Whitman news since 1896

Whitman Wire

Vol. CLIV, Issue 10
Whitman news since 1896

Whitman Wire

Whitman news since 1896

Whitman Wire

Freeze rays cause controversy, shivering

Illustration by Gus Colwell

“What’s cooler than being cool? ICE COLD!”

–Andre 3000

 

As Whitman finds itself in the throes of the seemingly implacable freeze ray trend, Mr. 3000’s poignant words take on a special significance. Once a niche toy largely unbeloved by the mainstream, freeze rays can now be seen in the hands of nearly all Whitman students as they practice cool sci-fi poses between classes and dexterously spin the devices into highly impractical holsters.

Though their popularity is unprecedented, the rays themselves have been around for years, first developed as a means of defense against errant, overzealous sprinklers. Unfortunately for their creators, the rays froze the water in temperature instead of physical space, and confident wielders were pelted with showers of ice droplets. (This has also led to dejection for first-years zapping the clock tower in attempts to eradicate the basis of their GENS “Time” seminar.)

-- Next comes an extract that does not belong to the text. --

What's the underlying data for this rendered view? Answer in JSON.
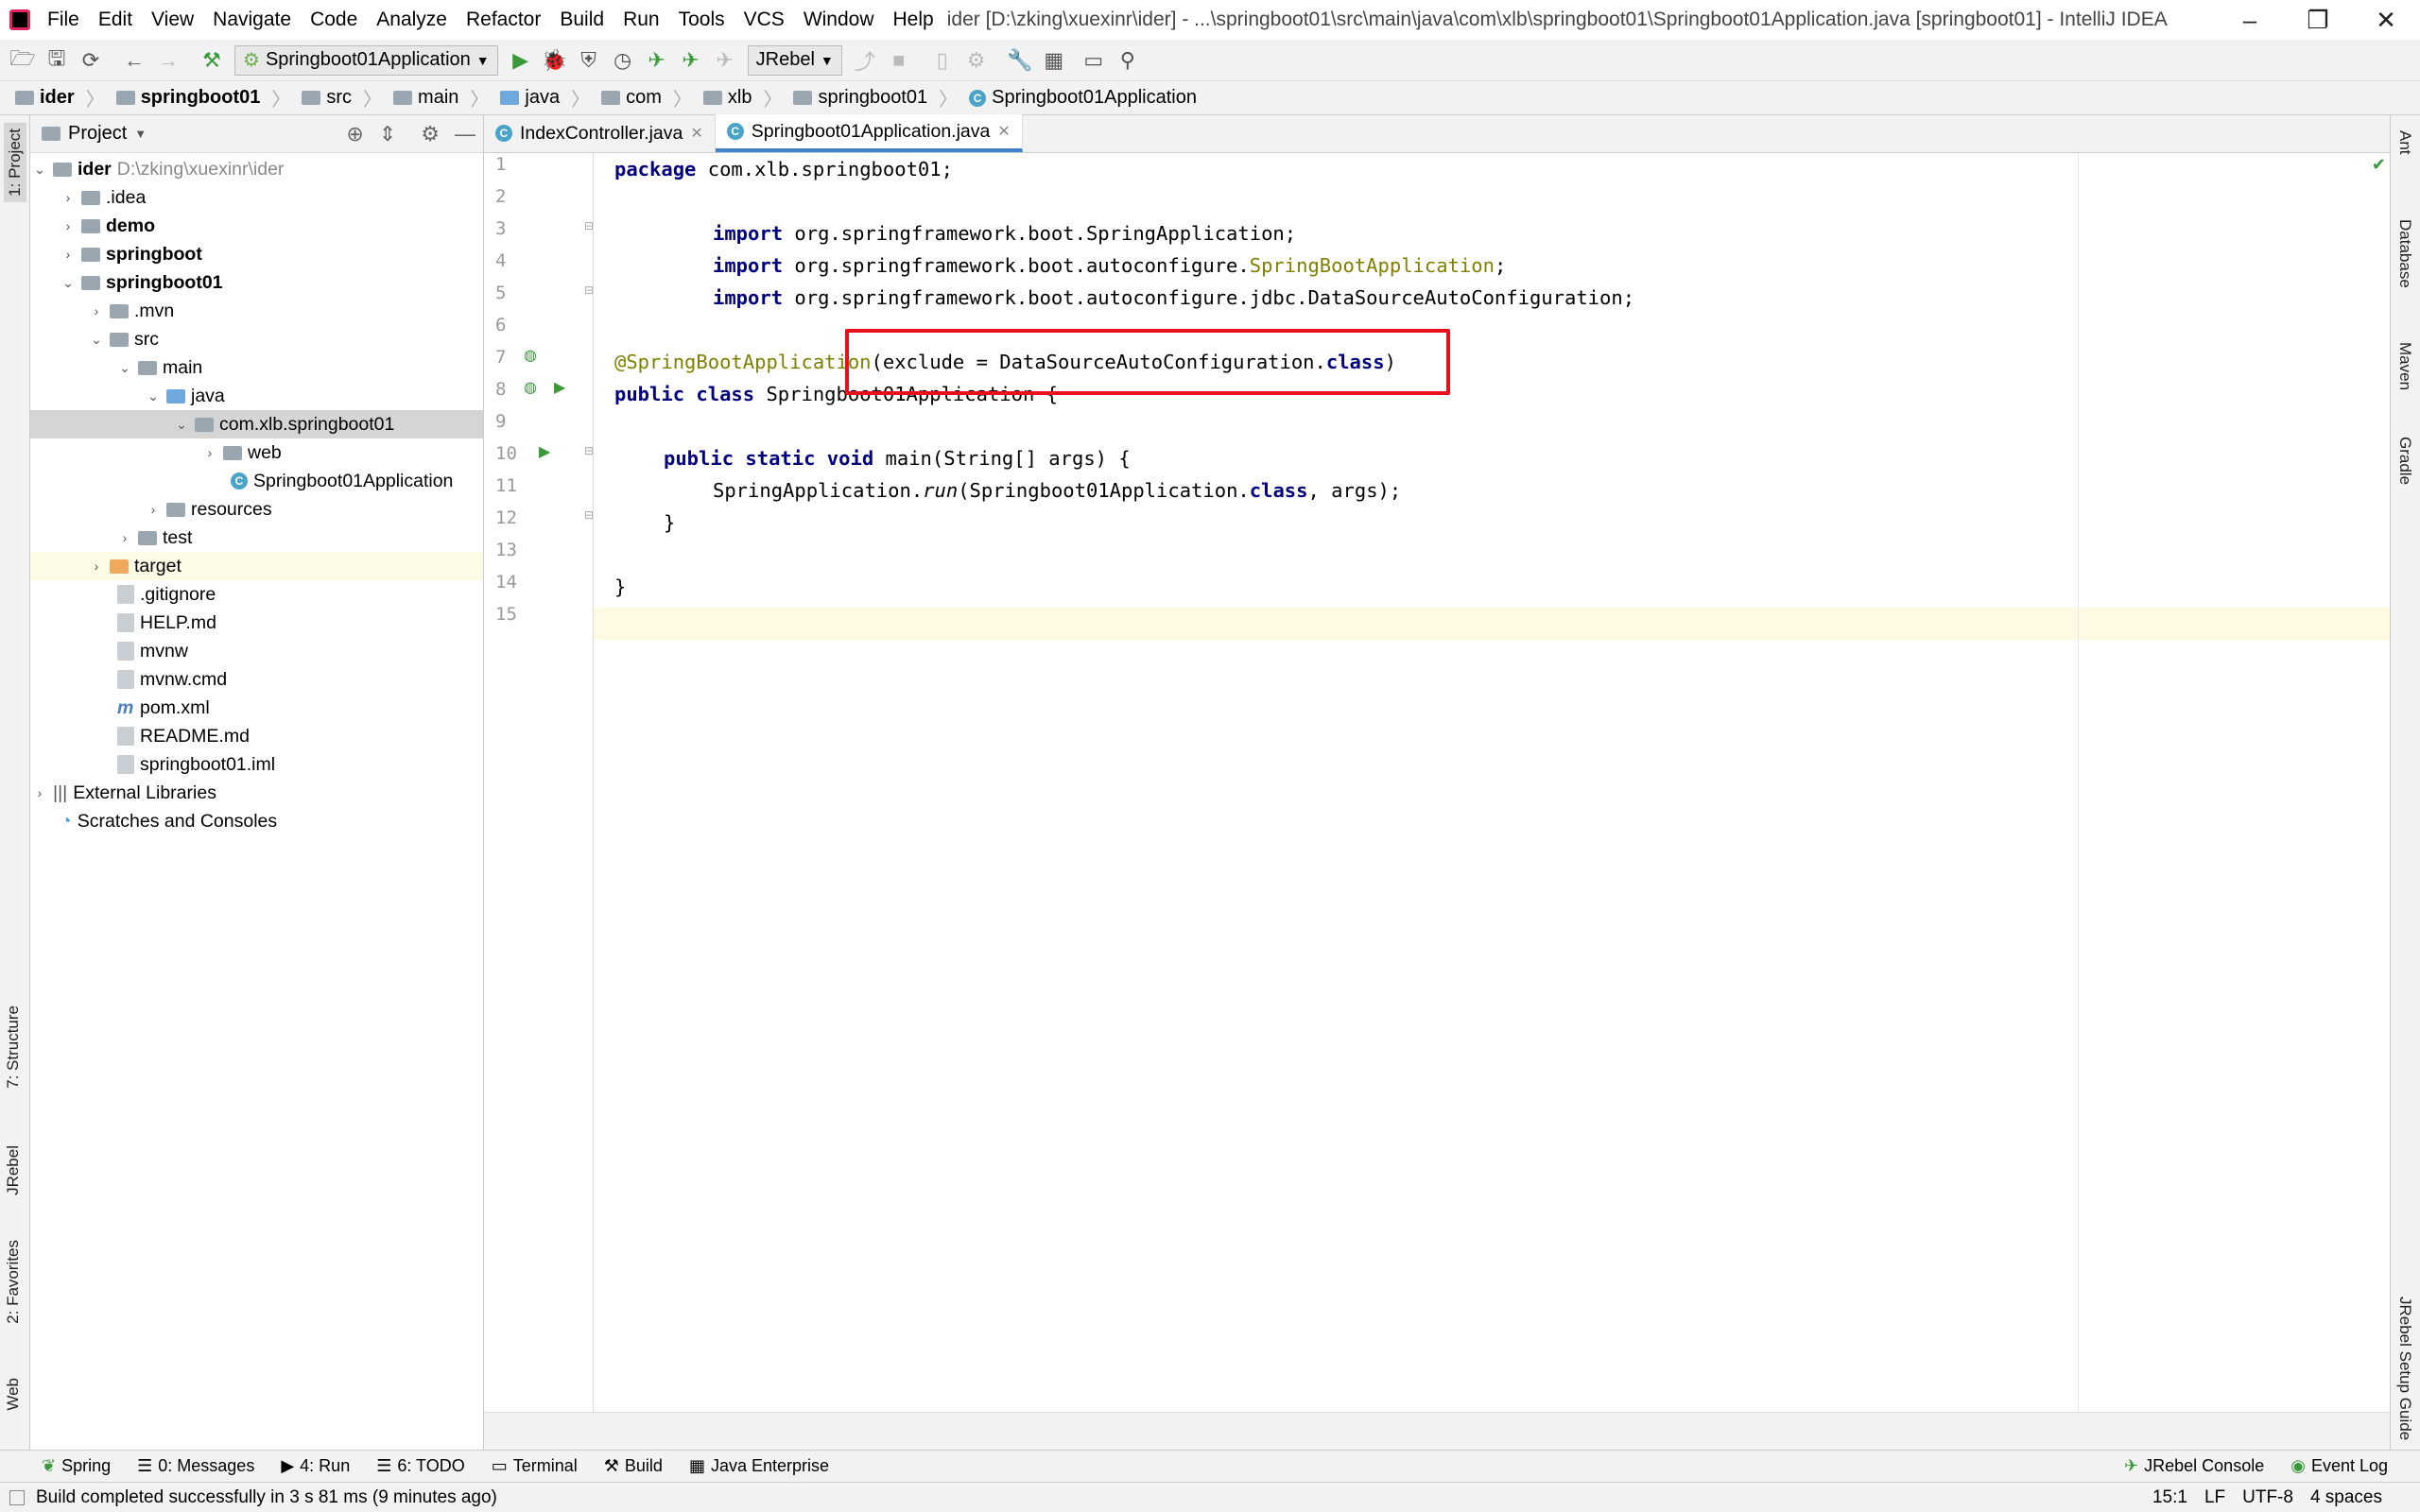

New pastimes have emerged from the rays’ prevalence, among them ice skating on Lakum Duckum. While this is a highly pleasurable activity in this reporter’s experience, I must advise readers to clear the ducks out of the pond before you freeze it. Not only is their trapped-in-ice quacking supremely annoying, but those who manage to extricate themselves leave holes in the surface, the perfect size for a leg to plunge through when you inevitably get caught up in the whimsy.

Once you are in this predicament, the skate is on the other, webbed foot, and the ducks will descend on you with a severe dearth of mercy, particularly if you have recently advocated for human consumption of them. For animals capable of flight, they show a remarkable preference for the “fight” option.

Waterfowl attacks notwithstanding, freeze rays have demonstrated great ability to liven up campus. Fun pranks include freezing the milk in a friend’s cereal, shooting clouds to cause freak hailstorms and walking onto the deck of Harvey Pool and firing aimlessly. The last diversion comes at something of a risk, as lifeguards now carry lassoes for the apprehension of “freezy business perpetrators,” and have proven themselves unafraid to use them. It is here that the wisdom of Mr. 3000 runs out: Once secured, the ropes will not loosen, even if you shake it like a Polaroid picture.